Mysql – Nosql vs sql for genre management

dbmsmongodbMySQL

I'm looking to keep a simple database for movies, with details like Name, YearofRelease, Genre etc. The key factor is the genres entry, where a movie could fall into multiple genres. Using a sql based approach, one way is to have a separate table for each genre and enter to movie id. Using a nosql mongodb approach, the generes can be stored as an array.
From the purpose of both storing and searching by genres, what is the better approach?

Best Answer

The only real questions to mainly be considered when choosing between NoSQL and a Relational Database Management System (RDBMS) are:

  1. "Does the data have a well defined structure or is it very unstructured / variable in structure?"
  2. "Are the questions I need to ask of the data always simple?"
  3. And less important but valid: "Do I need to distribute the data across multi-nodes of servers in a cluster, or having one centralized server is sufficient?"

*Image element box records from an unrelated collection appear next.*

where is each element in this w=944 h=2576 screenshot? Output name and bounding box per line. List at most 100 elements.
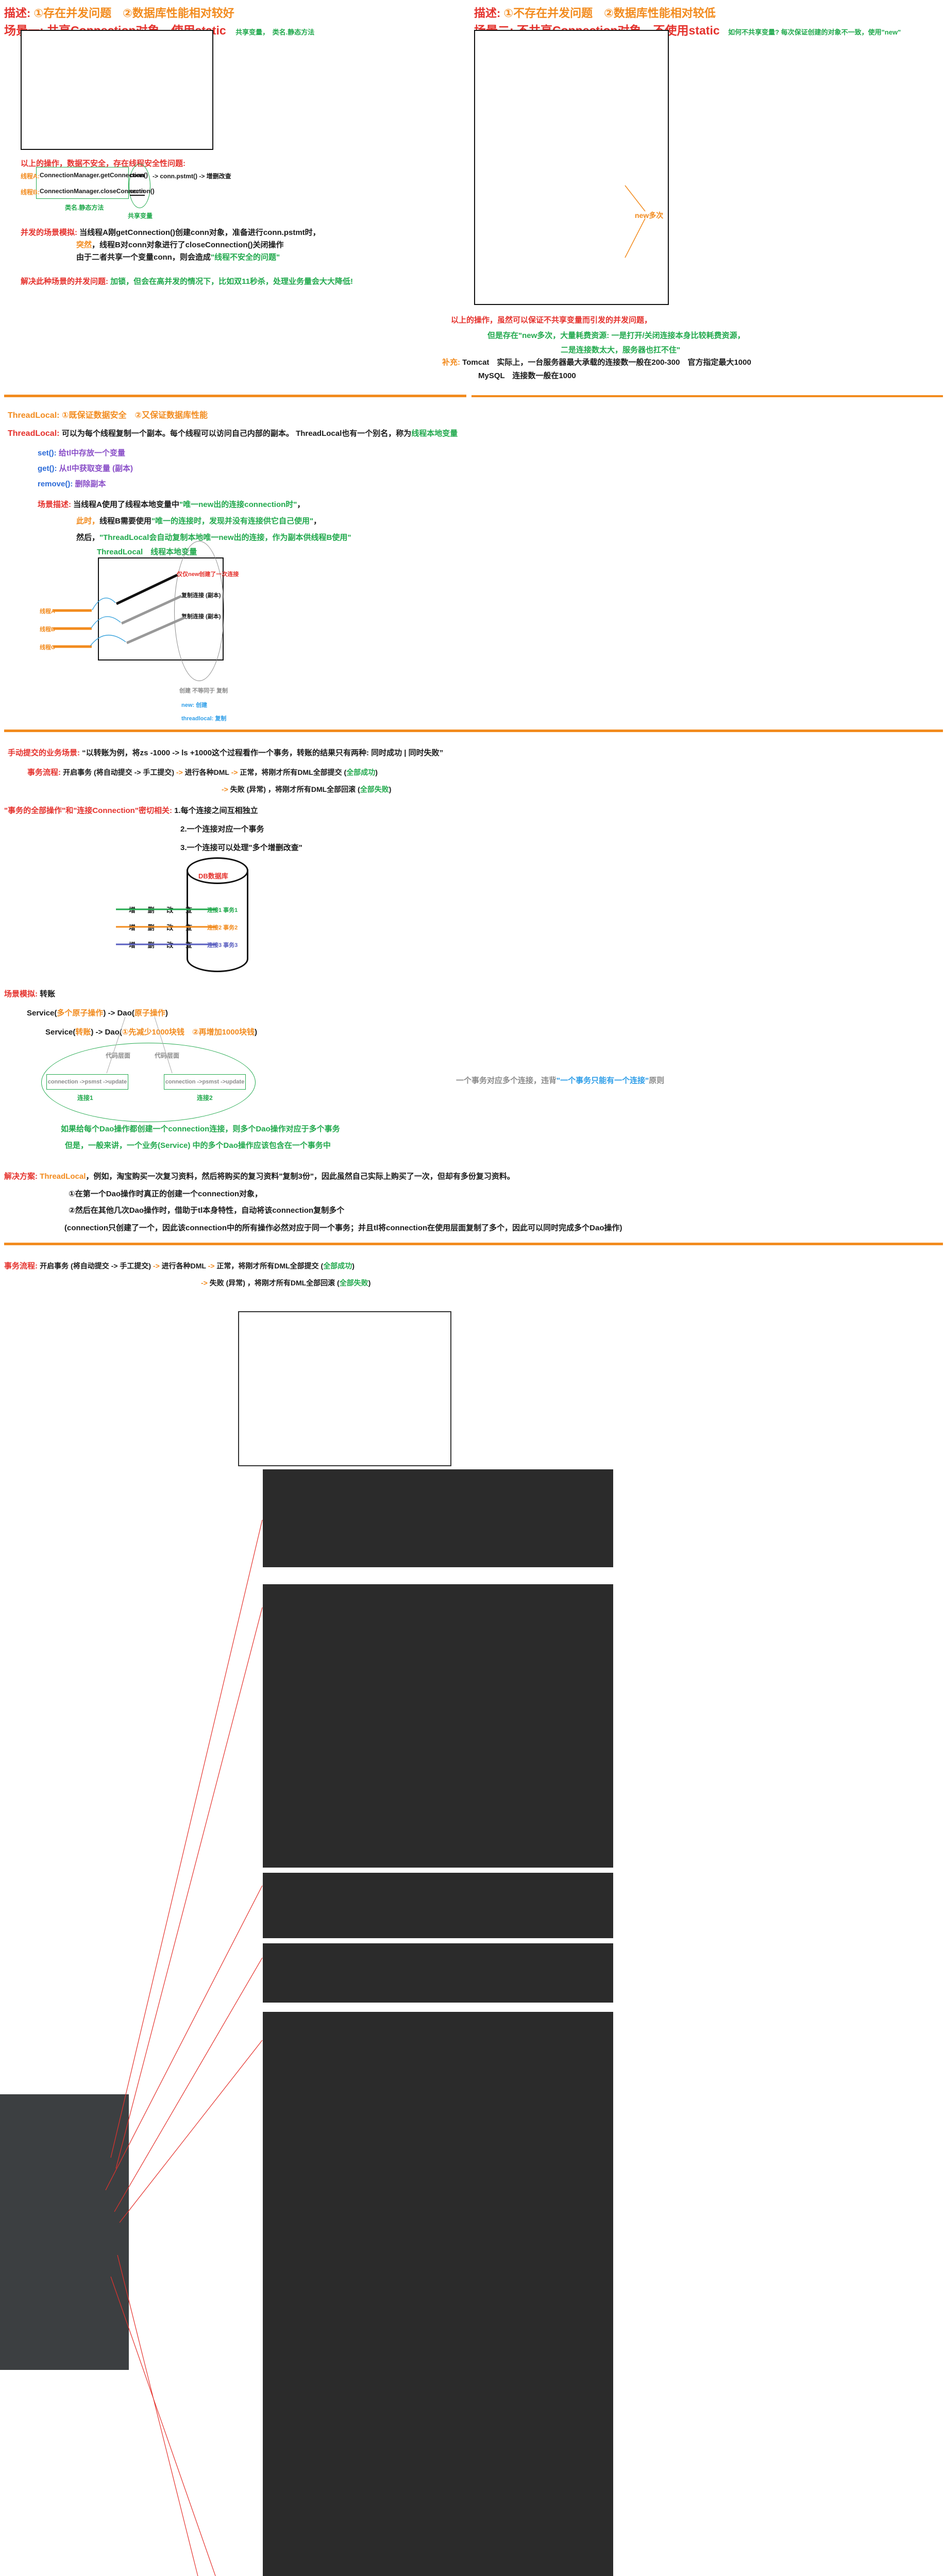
- relation-item-2: 2.一个连接对应一个事务: [180, 823, 264, 834]
- code-account-entity: [263, 1873, 613, 1938]
- flow-line-1: 事务流程: 开启事务 (将自动提交 -> 手工提交) -> 进行各种DML ->…: [27, 767, 378, 777]
- tl-heading-2-label: ThreadLocal:: [8, 429, 62, 438]
- scene2-conc-2: 但是，一般来讲，一个业务(Service) 中的多个Dao操作应该包含在一个事务…: [65, 1140, 331, 1150]
- flow2-line-1b: -> 失败 (异常) ，将刚才所有DML全部回滚 (全部失败): [201, 1278, 370, 1288]
- tl-diagram-title: ThreadLocal 线程本地变量: [97, 546, 197, 557]
- scene2-value: 转账: [40, 990, 55, 998]
- desc-left-text: ①存在并发问题 ②数据库性能相对较好: [33, 7, 234, 20]
- thread-b-conn: conn: [130, 188, 145, 196]
- connector-accountdaoimpl: [116, 1607, 262, 2168]
- supplement-label: 补充:: [442, 358, 462, 367]
- flow-f4-end: ): [389, 785, 392, 793]
- tl-scene-2c: "唯一的连接时，发现并没有连接供它自己使用": [151, 517, 313, 526]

For #1 it sounds like you have a well structured set of data. In fact, it's a very simple structure and should be very easy to store and maintain in a RDBMS. And if you go with a RDBMS then to support multiple Genres for multiple Movies all you would need is one additional linking table (aka bridge / junction table) called MoviesGenres that would be many-to-many with Movies by storing the MovieId and GenreId, one row per combination. You wouldn't need a "separate table for each genre" to solve this, just the one additional table MoviesGenres. So if MovieABC had Genre1 and Genre4 then there would be two rows in your MoviesGenres table for the records (MovieABC, Genre1) and (MovieABC, Genre4).

For #2, that's going to be up to your use cases. If you ever want to ask more complex questions like "How many movies with 3 or more genres were released after 2020?" or "Which movies have both Genre7 and Genre9, and were released before 2000?", etc, then a RDBMS makes it much easier to query these kinds of things and probably are more efficient at doing so (generally speaking).

For #3, this just depends on the scale of your data and your preference of how to maintain the hardware behind it. If you plan to have many terabytes of data and multi-billions of rows, do you prefer to pay for a multi-node cluster to horizontally scale the data at the tradeoff that it may not always be consistently in sync across every node in the cluster, or would you prefer to centralize all the data to one main server and scale vertically as the data grows. This is kind of a moot point nowadays, since even RDBMS now exist with features to support horizontal scaling too. So unless you foresee storing a very large amount of data upfront, I wouldn't be as concerned with this question as the prior two.

In general, based on what information you have provided, my recommendation would be to use a SQL (RDBMS) solution so you have the flexibility to query it as you need in a performant manner, given the fact you have a well defined and simple structure for your data.